Frustrated with myself...

Short blog today, I have a ton of stuff to do this week.

I did some analyzation of a piece that is due on Friday, I did some of it wrong... It is a V of V of whatever instead of just a set of elisions (if you don't know music, this may be Swahili to you...) and I didn't realize it when I was doing it and now I have to redo it... AHHHHH!

I have a midterm (singing) on Wednesday. I don't know what she expects and I have tried to go over the pieces but they are frustrating me. I don't know if she wants them on scale degree numbers, mod 12 numbers or "la"... And I don't know if she wants them analyzed before we sing them... Grrr.... So many choices and so little information...
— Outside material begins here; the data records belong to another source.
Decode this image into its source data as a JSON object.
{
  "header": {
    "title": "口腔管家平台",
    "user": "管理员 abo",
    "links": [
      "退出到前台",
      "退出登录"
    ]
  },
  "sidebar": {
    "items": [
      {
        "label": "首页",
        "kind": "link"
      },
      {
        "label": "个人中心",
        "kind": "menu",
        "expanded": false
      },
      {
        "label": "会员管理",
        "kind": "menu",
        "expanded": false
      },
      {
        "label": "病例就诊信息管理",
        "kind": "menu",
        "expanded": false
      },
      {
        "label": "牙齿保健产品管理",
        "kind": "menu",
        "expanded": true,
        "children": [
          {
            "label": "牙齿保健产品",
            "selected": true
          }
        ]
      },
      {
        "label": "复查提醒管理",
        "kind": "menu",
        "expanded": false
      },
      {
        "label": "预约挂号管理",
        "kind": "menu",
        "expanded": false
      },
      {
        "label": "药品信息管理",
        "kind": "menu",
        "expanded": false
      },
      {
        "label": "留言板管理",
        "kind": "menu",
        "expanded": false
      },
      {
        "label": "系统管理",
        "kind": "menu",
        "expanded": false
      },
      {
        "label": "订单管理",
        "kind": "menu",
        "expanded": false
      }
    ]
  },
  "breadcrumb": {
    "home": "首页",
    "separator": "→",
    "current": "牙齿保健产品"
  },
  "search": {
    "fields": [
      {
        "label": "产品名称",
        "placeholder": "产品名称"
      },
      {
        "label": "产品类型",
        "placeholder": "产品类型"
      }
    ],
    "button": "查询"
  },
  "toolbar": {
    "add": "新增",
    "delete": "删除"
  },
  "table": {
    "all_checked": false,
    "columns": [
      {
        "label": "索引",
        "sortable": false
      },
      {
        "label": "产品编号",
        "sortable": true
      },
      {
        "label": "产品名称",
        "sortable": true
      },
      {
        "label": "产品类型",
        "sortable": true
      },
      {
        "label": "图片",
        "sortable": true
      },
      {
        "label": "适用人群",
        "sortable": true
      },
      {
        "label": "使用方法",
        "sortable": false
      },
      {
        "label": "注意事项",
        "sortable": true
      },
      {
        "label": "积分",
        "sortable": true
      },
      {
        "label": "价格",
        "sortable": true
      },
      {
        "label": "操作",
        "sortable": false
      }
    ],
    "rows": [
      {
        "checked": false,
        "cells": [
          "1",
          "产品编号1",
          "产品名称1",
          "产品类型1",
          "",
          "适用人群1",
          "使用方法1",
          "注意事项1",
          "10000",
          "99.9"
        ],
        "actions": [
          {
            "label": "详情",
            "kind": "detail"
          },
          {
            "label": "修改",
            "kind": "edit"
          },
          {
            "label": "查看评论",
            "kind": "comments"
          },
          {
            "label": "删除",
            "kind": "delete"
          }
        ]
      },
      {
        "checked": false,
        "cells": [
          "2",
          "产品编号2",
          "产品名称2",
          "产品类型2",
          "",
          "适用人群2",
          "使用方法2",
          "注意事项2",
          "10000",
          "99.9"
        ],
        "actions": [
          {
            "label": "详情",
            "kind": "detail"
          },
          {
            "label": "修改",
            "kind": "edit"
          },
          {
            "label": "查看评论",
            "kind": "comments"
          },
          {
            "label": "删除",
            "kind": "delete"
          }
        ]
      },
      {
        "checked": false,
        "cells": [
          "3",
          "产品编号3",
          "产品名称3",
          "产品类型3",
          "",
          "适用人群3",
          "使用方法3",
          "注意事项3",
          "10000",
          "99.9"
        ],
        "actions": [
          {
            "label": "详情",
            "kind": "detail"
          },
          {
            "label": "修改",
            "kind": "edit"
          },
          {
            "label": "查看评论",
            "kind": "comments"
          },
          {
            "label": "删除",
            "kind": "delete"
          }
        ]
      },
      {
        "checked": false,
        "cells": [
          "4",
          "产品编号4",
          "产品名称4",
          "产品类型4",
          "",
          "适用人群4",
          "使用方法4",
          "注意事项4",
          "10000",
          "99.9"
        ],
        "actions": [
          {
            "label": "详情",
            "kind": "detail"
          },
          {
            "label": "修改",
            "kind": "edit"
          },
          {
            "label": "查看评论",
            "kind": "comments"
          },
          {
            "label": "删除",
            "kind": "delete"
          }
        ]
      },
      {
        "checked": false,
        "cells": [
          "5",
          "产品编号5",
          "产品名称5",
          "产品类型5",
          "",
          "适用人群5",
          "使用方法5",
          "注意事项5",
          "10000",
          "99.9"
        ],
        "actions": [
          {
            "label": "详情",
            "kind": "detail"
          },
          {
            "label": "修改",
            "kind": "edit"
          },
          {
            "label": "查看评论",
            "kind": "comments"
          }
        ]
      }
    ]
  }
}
I have another exam tomorrow... It's my Canadian History midterm and it was one of those "hows the studying going for the midterm tomorrow?" "The midterm's tomorrow?" "Ya, the 14th." Tomorrow's the 14th" Does this tell anyone how my last few weeks have been and how far off my internal clock is right now??? I KNEW when the exam was but I completely didn't realize that the 14th is TOMORROW!!!!

I have an exam on Friday... From 2-4... Which means I can't leave for Calgary until after that. It's a class I am working my butt off in but it's the same prof as the singing exam on Wednesday and I swear she hates me so I'm worried...

On top of which, I am almost done the planning for my mom's 50th birthday party... I called and solidified the room and ordered the food today. I have all of the guests phone numbers or e-mail addresses and all I need to do is send the e-mail and call those people I haven't already mentioned it to. I called a few of the out of town guests yesterday and I will still send them/call them with the information now that it is finalized. All I need to do is get decorations, order a cake and flowers and arrange DJ equipment for John. *sigh* Not too bad for 24 hours work so far...

I guess I just feel kind of spacey right now. Like I'm not retaining all of the information I have been reading and I am getting frustrated with myself which isn't helping...

Today, I'm not reaching for anything, I am striving for brilliance so I can do well on my exams this week and I am hoping for my grandparents to get better and I am praying that everything works out the way it is meant to.